It´s zucchini-time in grandma´s garden, so i decided to bake a zucchini-nut cake... Zucchini in a cake??? OOOH yes that´s a really good combination!! I promise!! The basic recipe is from this page. I just veganized it and added a few different ingredients!!! I tried this recipe 2 times. The first time was with margarine, which makes the cake really juicy. The second time i´ve tried it with the same amount of oil. And this time the cake was a little bit dry but fluffy. I like both methods of preperation. It´s up to you which result you wanna have at the end.
Ingredients for the dough
- 250g all purpose flour
- 2 tsp cinnamon
- 2 tsp baking soda
- 1/4 tsp baking powder
- a pinch of salt
- 6 tbsp cornstarch+ 3 tsp baking powder + 6 tbsp water (well mixed)
- 250g sugar
- 250 ml soft margarine or oil
- 2 tsp vanilla sugar
- 1 cup ground hazelnut
- 2 cups grated zucchini
- a handfull chopped hazelnuts
- In a bowl mix together the flour, cinnamon, baking soda, baking powder and the salt and set aside
- In another bowl add the cornstarch mixture, vanilla sugar and the sugar and mix well. Add oil or margarine and mix until creamy.

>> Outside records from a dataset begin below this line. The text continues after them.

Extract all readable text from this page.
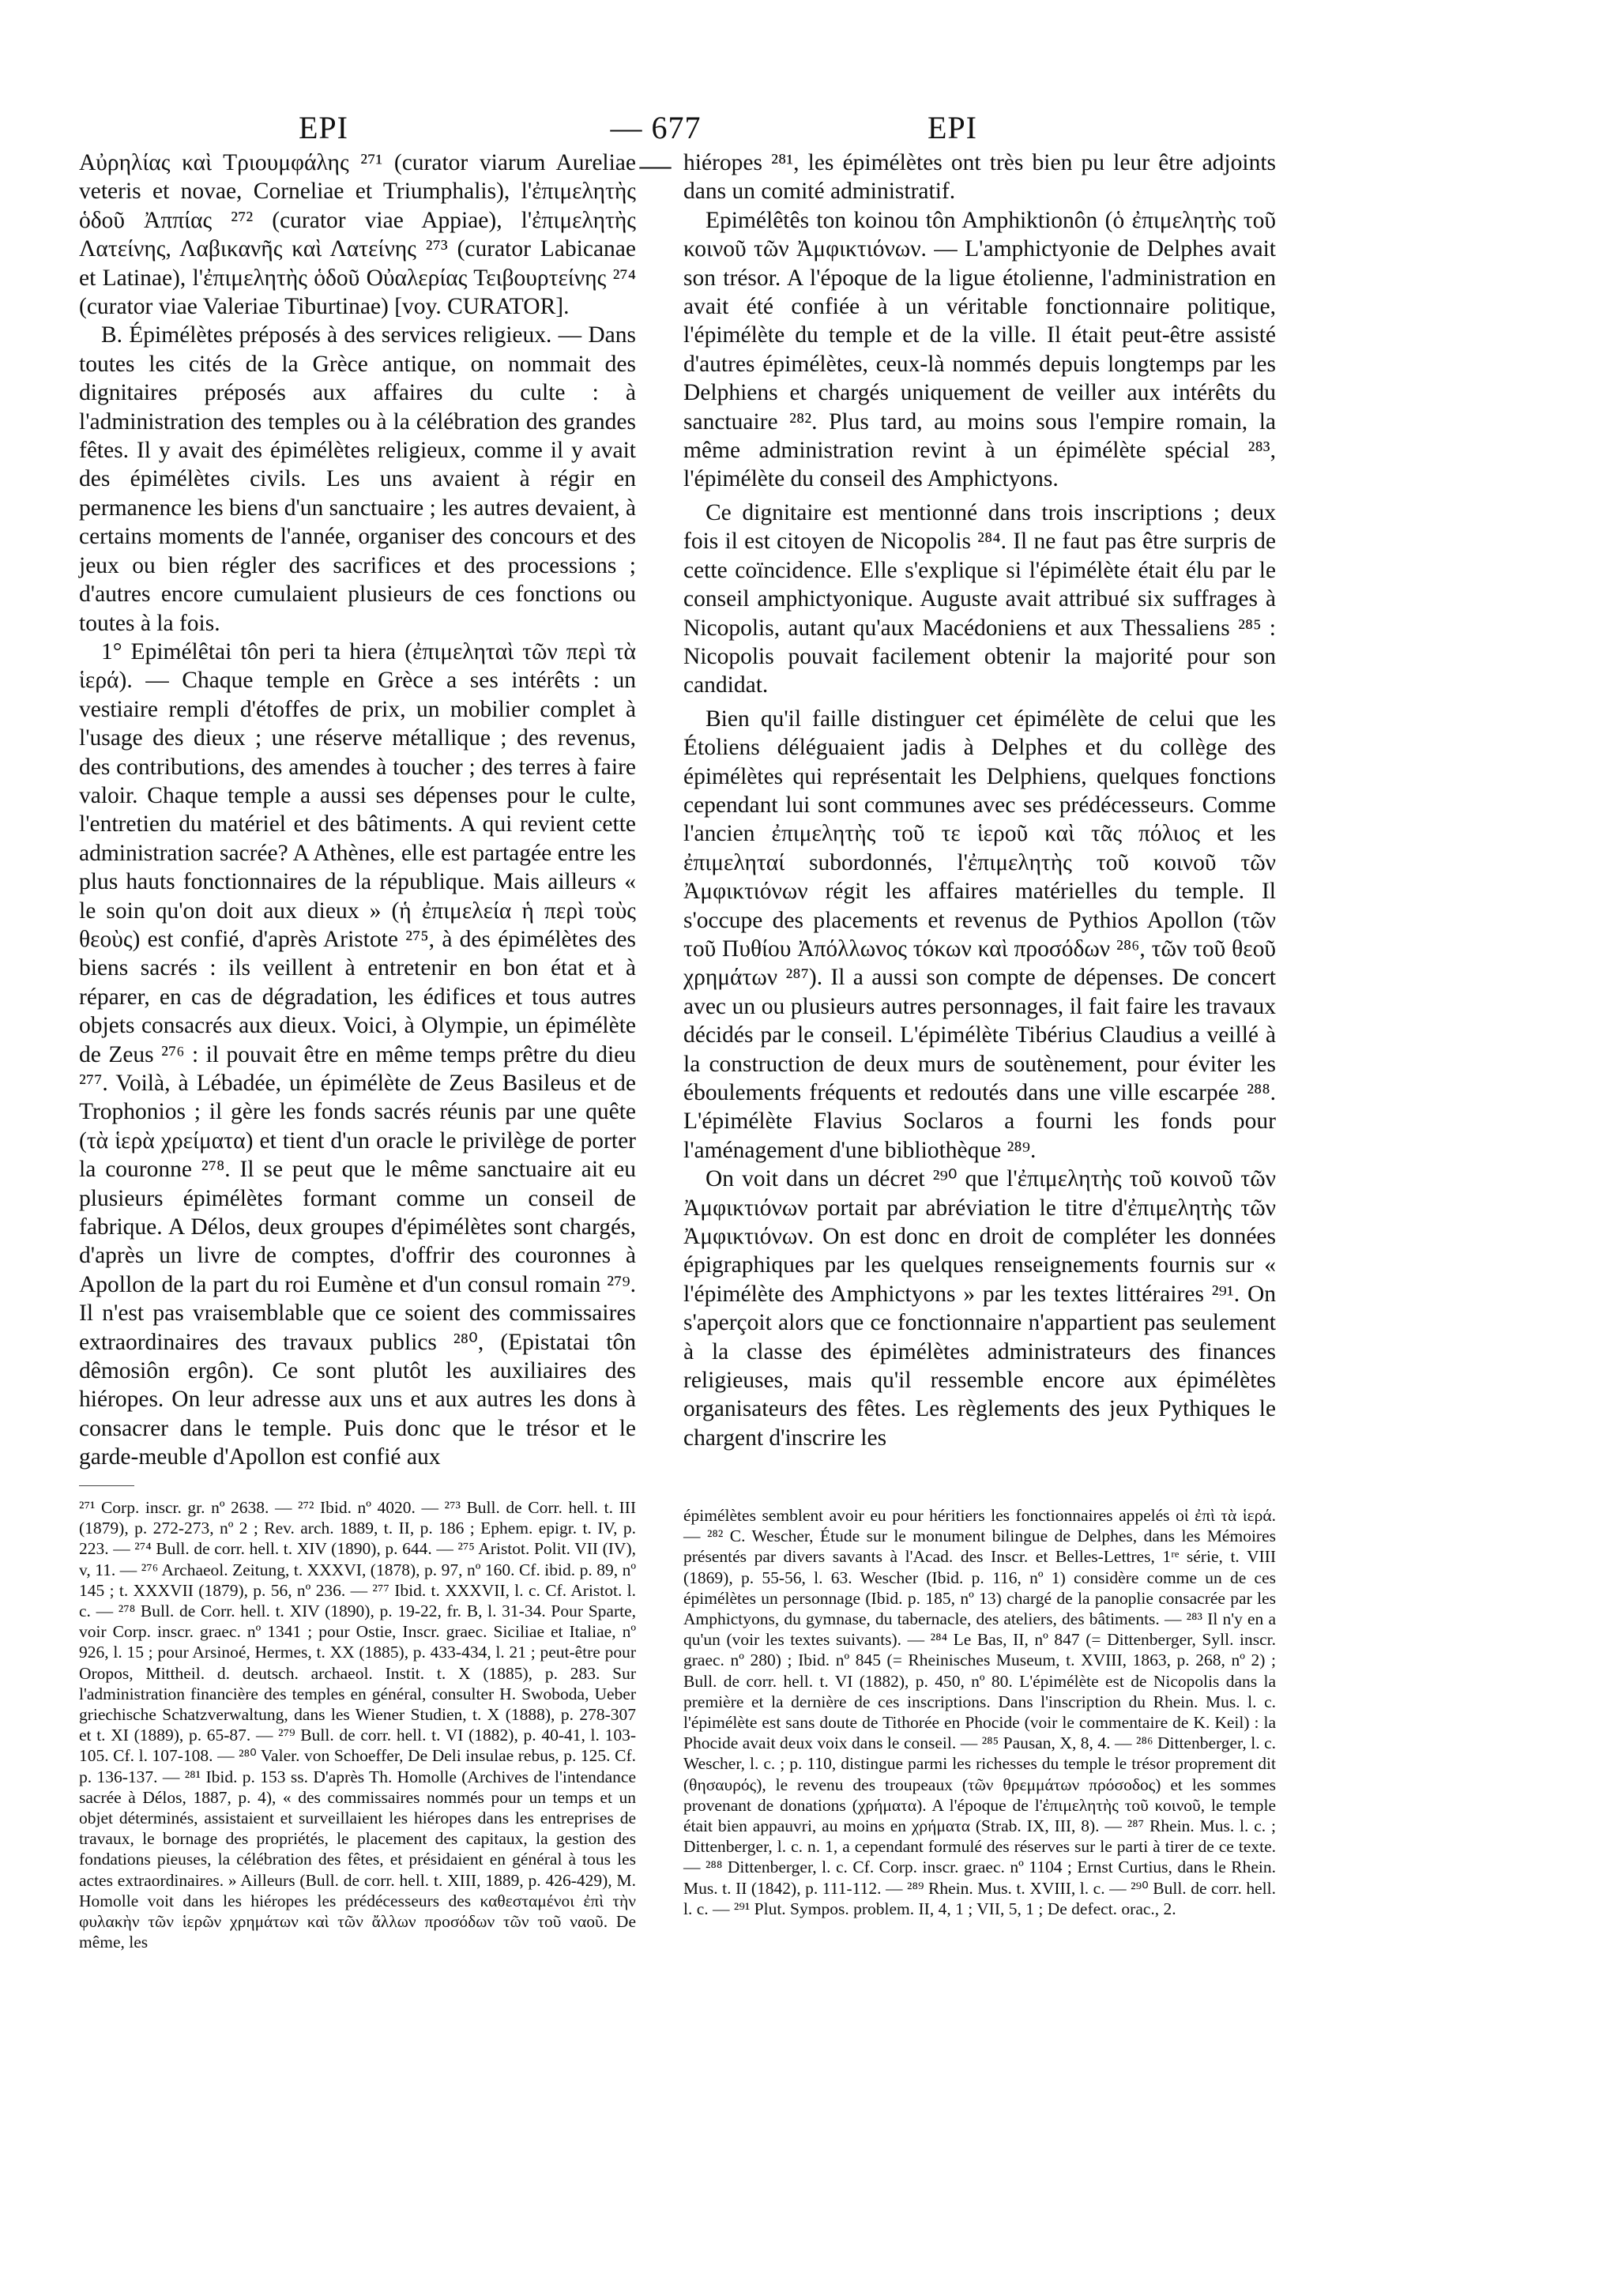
EPI	— 677 —
EPI

Αὐρηλίας καὶ Τριουμφάλης ²⁷¹ (curator viarum Aureliae veteris et novae, Corneliae et Triumphalis), l'ἐπιμελητὴς ὁδοῦ Ἀππίας ²⁷² (curator viae Appiae), l'ἐπιμελητὴς Λατείνης, Λαβικανῆς καὶ Λατείνης ²⁷³ (curator Labicanae et Latinae), l'ἐπιμελητὴς ὁδοῦ Οὐαλερίας Τειβουρτείνης ²⁷⁴ (curator viae Valeriae Tiburtinae) [voy. CURATOR].

B. Épimélètes préposés à des services religieux. — Dans toutes les cités de la Grèce antique, on nommait des dignitaires préposés aux affaires du culte : à l'administration des temples ou à la célébration des grandes fêtes. Il y avait des épimélètes religieux, comme il y avait des épimélètes civils. Les uns avaient à régir en permanence les biens d'un sanctuaire ; les autres devaient, à certains moments de l'année, organiser des concours et des jeux ou bien régler des sacrifices et des processions ; d'autres encore cumulaient plusieurs de ces fonctions ou toutes à la fois.

1° Epimélêtai tôn peri ta hiera (ἐπιμεληταὶ τῶν περὶ τὰ ἱερά). — Chaque temple en Grèce a ses intérêts : un vestiaire rempli d'étoffes de prix, un mobilier complet à l'usage des dieux ; une réserve métallique ; des revenus, des contributions, des amendes à toucher ; des terres à faire valoir. Chaque temple a aussi ses dépenses pour le culte, l'entretien du matériel et des bâtiments. A qui revient cette administration sacrée? A Athènes, elle est partagée entre les plus hauts fonctionnaires de la république. Mais ailleurs « le soin qu'on doit aux dieux » (ἡ ἐπιμελεία ἡ περὶ τοὺς θεοὺς) est confié, d'après Aristote ²⁷⁵, à des épimélètes des biens sacrés : ils veillent à entretenir en bon état et à réparer, en cas de dégradation, les édifices et tous autres objets consacrés aux dieux. Voici, à Olympie, un épimélète de Zeus ²⁷⁶ : il pouvait être en même temps prêtre du dieu ²⁷⁷. Voilà, à Lébadée, un épimélète de Zeus Basileus et de Trophonios ; il gère les fonds sacrés réunis par une quête (τὰ ἱερὰ χρείματα) et tient d'un oracle le privilège de porter la couronne ²⁷⁸. Il se peut que le même sanctuaire ait eu plusieurs épimélètes formant comme un conseil de fabrique. A Délos, deux groupes d'épimélètes sont chargés, d'après un livre de comptes, d'offrir des couronnes à Apollon de la part du roi Eumène et d'un consul romain ²⁷⁹. Il n'est pas vraisemblable que ce soient des commissaires extraordinaires des travaux publics ²⁸⁰, (Epistatai tôn dêmosiôn ergôn). Ce sont plutôt les auxiliaires des hiéropes. On leur adresse aux uns et aux autres les dons à consacrer dans le temple. Puis donc que le trésor et le garde-meuble d'Apollon est confié aux

hiéropes ²⁸¹, les épimélètes ont très bien pu leur être adjoints dans un comité administratif.

Epimélêtês ton koinou tôn Amphiktionôn (ὁ ἐπιμελητὴς τοῦ κοινοῦ τῶν Ἀμφικτιόνων. — L'amphictyonie de Delphes avait son trésor. A l'époque de la ligue étolienne, l'administration en avait été confiée à un véritable fonctionnaire politique, l'épimélète du temple et de la ville. Il était peut-être assisté d'autres épimélètes, ceux-là nommés depuis longtemps par les Delphiens et chargés uniquement de veiller aux intérêts du sanctuaire ²⁸². Plus tard, au moins sous l'empire romain, la même administration revint à un épimélète spécial ²⁸³, l'épimélète du conseil des Amphictyons.

Ce dignitaire est mentionné dans trois inscriptions ; deux fois il est citoyen de Nicopolis ²⁸⁴. Il ne faut pas être surpris de cette coïncidence. Elle s'explique si l'épimélète était élu par le conseil amphictyonique. Auguste avait attribué six suffrages à Nicopolis, autant qu'aux Macédoniens et aux Thessaliens ²⁸⁵ : Nicopolis pouvait facilement obtenir la majorité pour son candidat.

Bien qu'il faille distinguer cet épimélète de celui que les Étoliens déléguaient jadis à Delphes et du collège des épimélètes qui représentait les Delphiens, quelques fonctions cependant lui sont communes avec ses prédécesseurs. Comme l'ancien ἐπιμελητὴς τοῦ τε ἱεροῦ καὶ τᾶς πόλιος et les ἐπιμεληταί subordonnés, l'ἐπιμελητὴς τοῦ κοινοῦ τῶν Ἀμφικτιόνων régit les affaires matérielles du temple. Il s'occupe des placements et revenus de Pythios Apollon (τῶν τοῦ Πυθίου Ἀπόλλωνος τόκων καὶ προσόδων ²⁸⁶, τῶν τοῦ θεοῦ χρημάτων ²⁸⁷). Il a aussi son compte de dépenses. De concert avec un ou plusieurs autres personnages, il fait faire les travaux décidés par le conseil. L'épimélète Tibérius Claudius a veillé à la construction de deux murs de soutènement, pour éviter les éboulements fréquents et redoutés dans une ville escarpée ²⁸⁸. L'épimélète Flavius Soclaros a fourni les fonds pour l'aménagement d'une bibliothèque ²⁸⁹.

On voit dans un décret ²⁹⁰ que l'ἐπιμελητὴς τοῦ κοινοῦ τῶν Ἀμφικτιόνων portait par abréviation le titre d'ἐπιμελητὴς τῶν Ἀμφικτιόνων. On est donc en droit de compléter les données épigraphiques par les quelques renseignements fournis sur « l'épimélète des Amphictyons » par les textes littéraires ²⁹¹. On s'aperçoit alors que ce fonctionnaire n'appartient pas seulement à la classe des épimélètes administrateurs des finances religieuses, mais qu'il ressemble encore aux épimélètes organisateurs des fêtes. Les règlements des jeux Pythiques le chargent d'inscrire les

²⁷¹ Corp. inscr. gr. nº 2638. — ²⁷² Ibid. nº 4020. — ²⁷³ Bull. de Corr. hell. t. III (1879), p. 272-273, nº 2 ; Rev. arch. 1889, t. II, p. 186 ; Ephem. epigr. t. IV, p. 223. — ²⁷⁴ Bull. de corr. hell. t. XIV (1890), p. 644. — ²⁷⁵ Aristot. Polit. VII (IV), v, 11. — ²⁷⁶ Archaeol. Zeitung, t. XXXVI, (1878), p. 97, nº 160. Cf. ibid. p. 89, nº 145 ; t. XXXVII (1879), p. 56, nº 236. — ²⁷⁷ Ibid. t. XXXVII, l. c. Cf. Aristot. l. c. — ²⁷⁸ Bull. de Corr. hell. t. XIV (1890), p. 19-22, fr. B, l. 31-34. Pour Sparte, voir Corp. inscr. graec. nº 1341 ; pour Ostie, Inscr. graec. Siciliae et Italiae, nº 926, l. 15 ; pour Arsinoé, Hermes, t. XX (1885), p. 433-434, l. 21 ; peut-être pour Oropos, Mittheil. d. deutsch. archaeol. Instit. t. X (1885), p. 283. Sur l'administration financière des temples en général, consulter H. Swoboda, Ueber griechische Schatzverwaltung, dans les Wiener Studien, t. X (1888), p. 278-307 et t. XI (1889), p. 65-87. — ²⁷⁹ Bull. de corr. hell. t. VI (1882), p. 40-41, l. 103-105. Cf. l. 107-108. — ²⁸⁰ Valer. von Schoeffer, De Deli insulae rebus, p. 125. Cf. p. 136-137. — ²⁸¹ Ibid. p. 153 ss. D'après Th. Homolle (Archives de l'intendance sacrée à Délos, 1887, p. 4), « des commissaires nommés pour un temps et un objet déterminés, assistaient et surveillaient les hiéropes dans les entreprises de travaux, le bornage des propriétés, le placement des capitaux, la gestion des fondations pieuses, la célébration des fêtes, et présidaient en général à tous les actes extraordinaires. » Ailleurs (Bull. de corr. hell. t. XIII, 1889, p. 426-429), M. Homolle voit dans les hiéropes les prédécesseurs des καθεσταμένοι ἐπὶ τὴν φυλακὴν τῶν ἱερῶν χρημάτων καὶ τῶν ἄλλων προσόδων τῶν τοῦ ναοῦ. De même, les

épimélètes semblent avoir eu pour héritiers les fonctionnaires appelés οἱ ἐπὶ τὰ ἱερά. — ²⁸² C. Wescher, Étude sur le monument bilingue de Delphes, dans les Mémoires présentés par divers savants à l'Acad. des Inscr. et Belles-Lettres, 1ʳᵉ série, t. VIII (1869), p. 55-56, l. 63. Wescher (Ibid. p. 116, nº 1) considère comme un de ces épimélètes un personnage (Ibid. p. 185, nº 13) chargé de la panoplie consacrée par les Amphictyons, du gymnase, du tabernacle, des ateliers, des bâtiments. — ²⁸³ Il n'y en a qu'un (voir les textes suivants). — ²⁸⁴ Le Bas, II, nº 847 (= Dittenberger, Syll. inscr. graec. nº 280) ; Ibid. nº 845 (= Rheinisches Museum, t. XVIII, 1863, p. 268, nº 2) ; Bull. de corr. hell. t. VI (1882), p. 450, nº 80. L'épimélète est de Nicopolis dans la première et la dernière de ces inscriptions. Dans l'inscription du Rhein. Mus. l. c. l'épimélète est sans doute de Tithorée en Phocide (voir le commentaire de K. Keil) : la Phocide avait deux voix dans le conseil. — ²⁸⁵ Pausan, X, 8, 4. — ²⁸⁶ Dittenberger, l. c. Wescher, l. c. ; p. 110, distingue parmi les richesses du temple le trésor proprement dit (θησαυρός), le revenu des troupeaux (τῶν θρεμμάτων πρόσοδος) et les sommes provenant de donations (χρήματα). A l'époque de l'ἐπιμελητὴς τοῦ κοινοῦ, le temple était bien appauvri, au moins en χρήματα (Strab. IX, III, 8). — ²⁸⁷ Rhein. Mus. l. c. ; Dittenberger, l. c. n. 1, a cependant formulé des réserves sur le parti à tirer de ce texte. — ²⁸⁸ Dittenberger, l. c. Cf. Corp. inscr. graec. nº 1104 ; Ernst Curtius, dans le Rhein. Mus. t. II (1842), p. 111-112. — ²⁸⁹ Rhein. Mus. t. XVIII, l. c. — ²⁹⁰ Bull. de corr. hell. l. c. — ²⁹¹ Plut. Sympos. problem. II, 4, 1 ; VII, 5, 1 ; De defect. orac., 2.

- Slowly add the flour and mix for about 2 minutes. If you use the margarine and the dough is too dry, than add 2-3 tbsp sparkling water.
- Now add the grated zucchini and the nuts and mix well.
- Fill the dough into a greased baking form and bake in a 175°C preheated oven for about 40 - 45 minutes.
- Let it completely cool down.
Ingredients for the frosting:
- 50g soy yogurt
- 50g vegan margarine
- powdered sugar
- Mix the margarine with the soy yogurt until very creamy.(this needs some time)
- Than add powdered sugar until the mass is more fixed.
- Take it to the refrigerator and let it rest for about 1 hour.
- Spread frosting evenly over the cake and sprinkle with chopped hazelnuts.